Method 1: Braised soft-shelled turtle (tortoise)
Material
One soft-shelled turtle, a piece of 1cm onion, 7-8 slices of ginger, 3-4 cloves of garlic, a spoonful of salt, sugar and cooking wine, and a spoonful of soy sauce
Method
1. Wash the soft-shelled turtle, remove the butter from its body, and put it in a boiling water pot. Chop into pieces for later use
2. Heat the oil in the pan, add onion, ginger and garlic, stir-fry the soft-shelled turtle for about five minutes, add a spoonful of cooking wine, soy sauce, salt and sugar to stir-fry the fragrance, add boiling water to the soft-shelled turtle, and simmer for about 3 minutes until it is cooked. Turn on the big fire and collect the juice, and then serve. Practice 2: stew the soft-shelled turtle soup
Material
Ingredients: one soft-shelled turtle (about 5. MSG
Practice
(1) Turn the turtle over, with its back to the ground and its belly facing the sky. When it turns over hard and stretches its neck to the longest, quickly chop it at the neck root with a sharp knife, and then lift it to control the blood. Then, put it in the water temperature of about 7~8 degrees, and put the slaughtered turtle in hot water. Scald it for 2-5 minutes (the specific time and temperature are determined according to the age and season of the turtle), and then take it out.
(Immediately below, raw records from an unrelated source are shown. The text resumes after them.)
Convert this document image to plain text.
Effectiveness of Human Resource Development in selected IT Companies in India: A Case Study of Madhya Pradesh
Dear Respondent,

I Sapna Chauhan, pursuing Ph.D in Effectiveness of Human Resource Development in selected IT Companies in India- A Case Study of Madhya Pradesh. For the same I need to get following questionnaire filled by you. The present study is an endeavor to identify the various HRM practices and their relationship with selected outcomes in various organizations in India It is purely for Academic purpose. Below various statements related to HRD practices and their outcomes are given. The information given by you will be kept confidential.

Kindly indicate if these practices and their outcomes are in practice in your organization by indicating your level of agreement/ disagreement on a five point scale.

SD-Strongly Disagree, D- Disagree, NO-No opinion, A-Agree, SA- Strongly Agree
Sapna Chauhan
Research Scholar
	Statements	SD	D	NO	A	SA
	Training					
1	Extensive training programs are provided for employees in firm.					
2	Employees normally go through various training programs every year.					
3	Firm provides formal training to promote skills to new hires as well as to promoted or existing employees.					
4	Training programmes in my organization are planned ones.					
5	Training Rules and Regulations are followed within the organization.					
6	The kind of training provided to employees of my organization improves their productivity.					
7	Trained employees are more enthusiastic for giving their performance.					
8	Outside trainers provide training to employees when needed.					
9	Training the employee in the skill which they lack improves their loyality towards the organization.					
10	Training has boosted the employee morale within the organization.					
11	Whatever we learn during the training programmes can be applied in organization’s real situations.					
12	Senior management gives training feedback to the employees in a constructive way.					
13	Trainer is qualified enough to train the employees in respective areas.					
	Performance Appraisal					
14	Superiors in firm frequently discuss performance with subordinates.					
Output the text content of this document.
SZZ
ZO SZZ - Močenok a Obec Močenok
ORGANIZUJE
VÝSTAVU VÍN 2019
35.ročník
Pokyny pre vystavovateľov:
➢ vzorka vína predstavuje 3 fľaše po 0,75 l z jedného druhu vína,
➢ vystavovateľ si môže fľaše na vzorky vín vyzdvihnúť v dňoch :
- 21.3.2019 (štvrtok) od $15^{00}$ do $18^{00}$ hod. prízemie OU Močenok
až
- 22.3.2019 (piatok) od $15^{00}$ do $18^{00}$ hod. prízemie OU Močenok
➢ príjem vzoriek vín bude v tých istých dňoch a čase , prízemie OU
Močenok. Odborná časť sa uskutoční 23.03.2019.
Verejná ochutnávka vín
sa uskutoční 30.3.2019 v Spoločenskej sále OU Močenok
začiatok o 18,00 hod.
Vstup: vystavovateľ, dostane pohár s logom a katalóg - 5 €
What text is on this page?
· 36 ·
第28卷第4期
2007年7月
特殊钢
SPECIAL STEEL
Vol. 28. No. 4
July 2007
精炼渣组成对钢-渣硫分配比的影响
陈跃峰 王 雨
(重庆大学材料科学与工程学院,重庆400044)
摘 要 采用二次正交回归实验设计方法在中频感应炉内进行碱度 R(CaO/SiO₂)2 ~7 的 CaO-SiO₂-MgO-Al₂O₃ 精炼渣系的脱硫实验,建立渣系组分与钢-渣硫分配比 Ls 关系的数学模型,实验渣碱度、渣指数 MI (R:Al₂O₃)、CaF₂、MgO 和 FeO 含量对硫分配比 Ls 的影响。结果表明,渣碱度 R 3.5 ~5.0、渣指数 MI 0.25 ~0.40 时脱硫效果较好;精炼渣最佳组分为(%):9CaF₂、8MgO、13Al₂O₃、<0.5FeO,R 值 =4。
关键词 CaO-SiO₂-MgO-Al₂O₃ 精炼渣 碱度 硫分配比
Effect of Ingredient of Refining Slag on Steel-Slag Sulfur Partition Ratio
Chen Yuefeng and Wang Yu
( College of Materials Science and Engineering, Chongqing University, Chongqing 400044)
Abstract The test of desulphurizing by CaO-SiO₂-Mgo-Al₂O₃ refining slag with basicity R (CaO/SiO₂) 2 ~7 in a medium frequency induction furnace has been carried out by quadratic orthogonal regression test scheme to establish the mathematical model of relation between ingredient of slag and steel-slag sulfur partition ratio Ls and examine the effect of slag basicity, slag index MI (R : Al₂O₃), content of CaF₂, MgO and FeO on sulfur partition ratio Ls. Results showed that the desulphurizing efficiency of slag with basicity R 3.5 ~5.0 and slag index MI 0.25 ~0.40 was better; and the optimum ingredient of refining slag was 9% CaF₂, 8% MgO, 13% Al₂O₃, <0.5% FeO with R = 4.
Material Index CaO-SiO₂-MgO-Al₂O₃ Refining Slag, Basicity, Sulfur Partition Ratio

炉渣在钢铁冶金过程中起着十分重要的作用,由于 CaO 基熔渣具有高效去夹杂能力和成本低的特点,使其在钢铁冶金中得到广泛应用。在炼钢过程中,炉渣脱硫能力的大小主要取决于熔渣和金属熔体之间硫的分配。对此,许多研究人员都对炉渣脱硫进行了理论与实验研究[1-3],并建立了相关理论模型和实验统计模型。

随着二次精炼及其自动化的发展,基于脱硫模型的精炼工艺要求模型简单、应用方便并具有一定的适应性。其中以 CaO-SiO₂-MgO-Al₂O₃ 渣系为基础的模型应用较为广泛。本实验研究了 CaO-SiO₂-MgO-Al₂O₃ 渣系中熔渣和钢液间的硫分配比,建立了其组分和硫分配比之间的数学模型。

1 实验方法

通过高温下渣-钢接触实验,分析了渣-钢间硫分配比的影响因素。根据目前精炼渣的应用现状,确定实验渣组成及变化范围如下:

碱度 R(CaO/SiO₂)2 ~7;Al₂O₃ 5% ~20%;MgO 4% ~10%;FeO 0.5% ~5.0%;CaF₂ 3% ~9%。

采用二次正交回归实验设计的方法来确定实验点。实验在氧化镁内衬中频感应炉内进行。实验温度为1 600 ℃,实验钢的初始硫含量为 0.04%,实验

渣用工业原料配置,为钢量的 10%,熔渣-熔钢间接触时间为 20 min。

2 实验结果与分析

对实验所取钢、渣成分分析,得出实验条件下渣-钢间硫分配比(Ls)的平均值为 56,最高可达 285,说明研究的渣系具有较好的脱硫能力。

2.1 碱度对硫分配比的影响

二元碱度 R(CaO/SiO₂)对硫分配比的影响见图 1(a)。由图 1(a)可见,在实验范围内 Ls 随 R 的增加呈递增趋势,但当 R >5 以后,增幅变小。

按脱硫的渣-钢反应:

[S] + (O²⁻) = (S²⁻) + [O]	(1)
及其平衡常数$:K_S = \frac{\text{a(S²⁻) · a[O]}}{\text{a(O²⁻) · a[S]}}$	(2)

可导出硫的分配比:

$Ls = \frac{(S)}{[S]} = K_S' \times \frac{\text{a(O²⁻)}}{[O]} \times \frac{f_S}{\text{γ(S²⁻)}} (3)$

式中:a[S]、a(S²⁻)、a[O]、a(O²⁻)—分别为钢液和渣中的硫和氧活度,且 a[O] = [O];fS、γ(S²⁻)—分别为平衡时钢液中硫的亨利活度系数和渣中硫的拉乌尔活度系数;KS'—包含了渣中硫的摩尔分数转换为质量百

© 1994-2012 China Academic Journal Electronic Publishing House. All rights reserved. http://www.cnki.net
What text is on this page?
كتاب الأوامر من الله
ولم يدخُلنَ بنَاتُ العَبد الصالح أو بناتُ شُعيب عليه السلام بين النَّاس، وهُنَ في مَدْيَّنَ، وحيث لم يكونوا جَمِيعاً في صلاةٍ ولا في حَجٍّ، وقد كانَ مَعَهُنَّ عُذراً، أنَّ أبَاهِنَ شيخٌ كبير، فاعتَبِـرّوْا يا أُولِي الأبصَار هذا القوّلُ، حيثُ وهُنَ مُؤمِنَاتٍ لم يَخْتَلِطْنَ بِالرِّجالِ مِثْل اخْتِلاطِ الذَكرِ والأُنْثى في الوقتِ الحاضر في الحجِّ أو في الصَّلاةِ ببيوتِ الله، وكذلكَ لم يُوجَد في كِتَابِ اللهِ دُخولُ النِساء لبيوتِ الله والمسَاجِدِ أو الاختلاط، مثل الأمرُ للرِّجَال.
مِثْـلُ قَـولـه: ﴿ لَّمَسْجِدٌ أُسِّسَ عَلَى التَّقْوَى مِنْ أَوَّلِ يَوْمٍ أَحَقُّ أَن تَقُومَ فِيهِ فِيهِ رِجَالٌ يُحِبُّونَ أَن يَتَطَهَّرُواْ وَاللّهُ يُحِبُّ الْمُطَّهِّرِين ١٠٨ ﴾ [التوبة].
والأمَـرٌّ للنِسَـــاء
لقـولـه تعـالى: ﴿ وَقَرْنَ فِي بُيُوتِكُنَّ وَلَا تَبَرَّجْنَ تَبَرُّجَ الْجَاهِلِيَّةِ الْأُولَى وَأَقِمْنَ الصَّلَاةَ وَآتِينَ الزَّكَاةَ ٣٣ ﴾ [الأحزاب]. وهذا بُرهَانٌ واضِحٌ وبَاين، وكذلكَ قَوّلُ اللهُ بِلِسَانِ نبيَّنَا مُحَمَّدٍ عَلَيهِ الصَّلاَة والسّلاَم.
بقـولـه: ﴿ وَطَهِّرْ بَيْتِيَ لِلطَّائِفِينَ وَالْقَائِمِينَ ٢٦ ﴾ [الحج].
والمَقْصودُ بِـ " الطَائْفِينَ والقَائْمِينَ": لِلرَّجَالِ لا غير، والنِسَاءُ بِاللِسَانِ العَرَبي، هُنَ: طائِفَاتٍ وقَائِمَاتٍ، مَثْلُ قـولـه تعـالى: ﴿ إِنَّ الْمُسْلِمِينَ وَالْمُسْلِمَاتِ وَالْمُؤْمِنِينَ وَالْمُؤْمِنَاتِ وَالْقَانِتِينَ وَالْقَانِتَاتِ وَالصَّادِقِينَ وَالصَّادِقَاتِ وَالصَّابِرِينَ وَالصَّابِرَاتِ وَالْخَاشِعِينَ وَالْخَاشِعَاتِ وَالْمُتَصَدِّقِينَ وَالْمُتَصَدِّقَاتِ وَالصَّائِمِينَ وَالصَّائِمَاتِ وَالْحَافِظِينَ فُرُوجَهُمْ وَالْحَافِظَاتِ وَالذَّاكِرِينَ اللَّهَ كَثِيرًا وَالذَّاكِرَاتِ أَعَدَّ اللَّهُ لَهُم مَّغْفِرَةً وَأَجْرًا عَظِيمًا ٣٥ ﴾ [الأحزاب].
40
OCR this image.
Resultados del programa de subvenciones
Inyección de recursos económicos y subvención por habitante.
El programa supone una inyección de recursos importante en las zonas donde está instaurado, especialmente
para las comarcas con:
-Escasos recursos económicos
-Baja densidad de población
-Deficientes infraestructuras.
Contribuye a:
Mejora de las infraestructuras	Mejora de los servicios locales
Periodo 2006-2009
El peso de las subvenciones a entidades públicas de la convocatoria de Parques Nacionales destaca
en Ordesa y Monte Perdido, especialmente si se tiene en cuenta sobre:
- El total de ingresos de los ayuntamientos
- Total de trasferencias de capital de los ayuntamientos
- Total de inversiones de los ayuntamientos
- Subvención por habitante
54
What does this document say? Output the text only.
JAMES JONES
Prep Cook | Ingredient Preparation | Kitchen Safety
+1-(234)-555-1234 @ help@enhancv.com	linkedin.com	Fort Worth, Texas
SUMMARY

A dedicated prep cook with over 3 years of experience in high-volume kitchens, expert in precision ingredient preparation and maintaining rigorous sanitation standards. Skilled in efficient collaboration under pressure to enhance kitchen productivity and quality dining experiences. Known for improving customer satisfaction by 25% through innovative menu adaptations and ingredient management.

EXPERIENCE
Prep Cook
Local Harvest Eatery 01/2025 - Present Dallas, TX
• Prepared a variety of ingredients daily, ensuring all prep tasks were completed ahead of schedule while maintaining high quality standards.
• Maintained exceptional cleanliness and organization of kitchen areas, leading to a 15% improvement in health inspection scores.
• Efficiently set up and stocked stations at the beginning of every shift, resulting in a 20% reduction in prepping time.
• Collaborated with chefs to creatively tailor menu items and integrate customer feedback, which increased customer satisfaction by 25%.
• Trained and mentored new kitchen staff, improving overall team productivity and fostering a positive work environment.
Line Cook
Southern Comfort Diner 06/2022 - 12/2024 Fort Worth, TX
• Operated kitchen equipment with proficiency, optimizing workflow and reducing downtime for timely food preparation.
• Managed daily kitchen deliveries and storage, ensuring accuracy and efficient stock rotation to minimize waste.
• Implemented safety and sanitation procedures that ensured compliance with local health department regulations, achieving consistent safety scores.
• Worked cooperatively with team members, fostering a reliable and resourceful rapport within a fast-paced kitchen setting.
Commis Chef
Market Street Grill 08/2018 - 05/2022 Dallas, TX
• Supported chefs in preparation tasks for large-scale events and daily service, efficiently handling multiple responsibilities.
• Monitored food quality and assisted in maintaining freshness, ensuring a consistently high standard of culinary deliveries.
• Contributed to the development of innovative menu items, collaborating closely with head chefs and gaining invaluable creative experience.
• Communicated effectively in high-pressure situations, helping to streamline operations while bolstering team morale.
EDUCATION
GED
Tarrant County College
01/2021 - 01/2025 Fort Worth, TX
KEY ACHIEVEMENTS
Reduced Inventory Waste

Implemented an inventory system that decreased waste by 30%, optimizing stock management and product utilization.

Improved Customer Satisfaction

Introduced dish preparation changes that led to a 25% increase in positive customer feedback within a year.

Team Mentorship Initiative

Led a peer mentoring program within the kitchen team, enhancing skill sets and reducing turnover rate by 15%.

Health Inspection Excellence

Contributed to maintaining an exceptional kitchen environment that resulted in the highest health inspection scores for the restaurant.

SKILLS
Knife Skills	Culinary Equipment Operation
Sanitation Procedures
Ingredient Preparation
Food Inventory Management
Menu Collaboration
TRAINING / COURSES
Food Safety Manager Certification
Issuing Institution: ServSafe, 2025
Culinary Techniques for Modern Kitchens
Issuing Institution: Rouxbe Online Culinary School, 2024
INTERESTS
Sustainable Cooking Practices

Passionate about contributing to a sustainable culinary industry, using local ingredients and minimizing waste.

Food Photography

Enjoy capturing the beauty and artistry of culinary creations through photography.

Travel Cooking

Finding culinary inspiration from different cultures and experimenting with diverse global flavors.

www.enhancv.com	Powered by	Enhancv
(2) After cooling (those who can't wait to soak it in cold water to cool down), use scissors or a sharp knife to cut a cross knife in the belly of the turtle, dig out the internal organs, and kill the limbs and tail tips. The key is to remove the butter from the legs.
(3) Gently remove the black skin from the turtle. It's the most delicious part of the turtle. Scrape or scrape it off. After scraping the black skin, wash it. Even if the basic cleaning is completed.
(4) After the turtle is processed, put it in a bowl, spread the sliced ham, put in the mushrooms, ginger, garlic and onion together, and finally add cooking wine.
(5) Then take time to stew it, depending on the size of the turtle.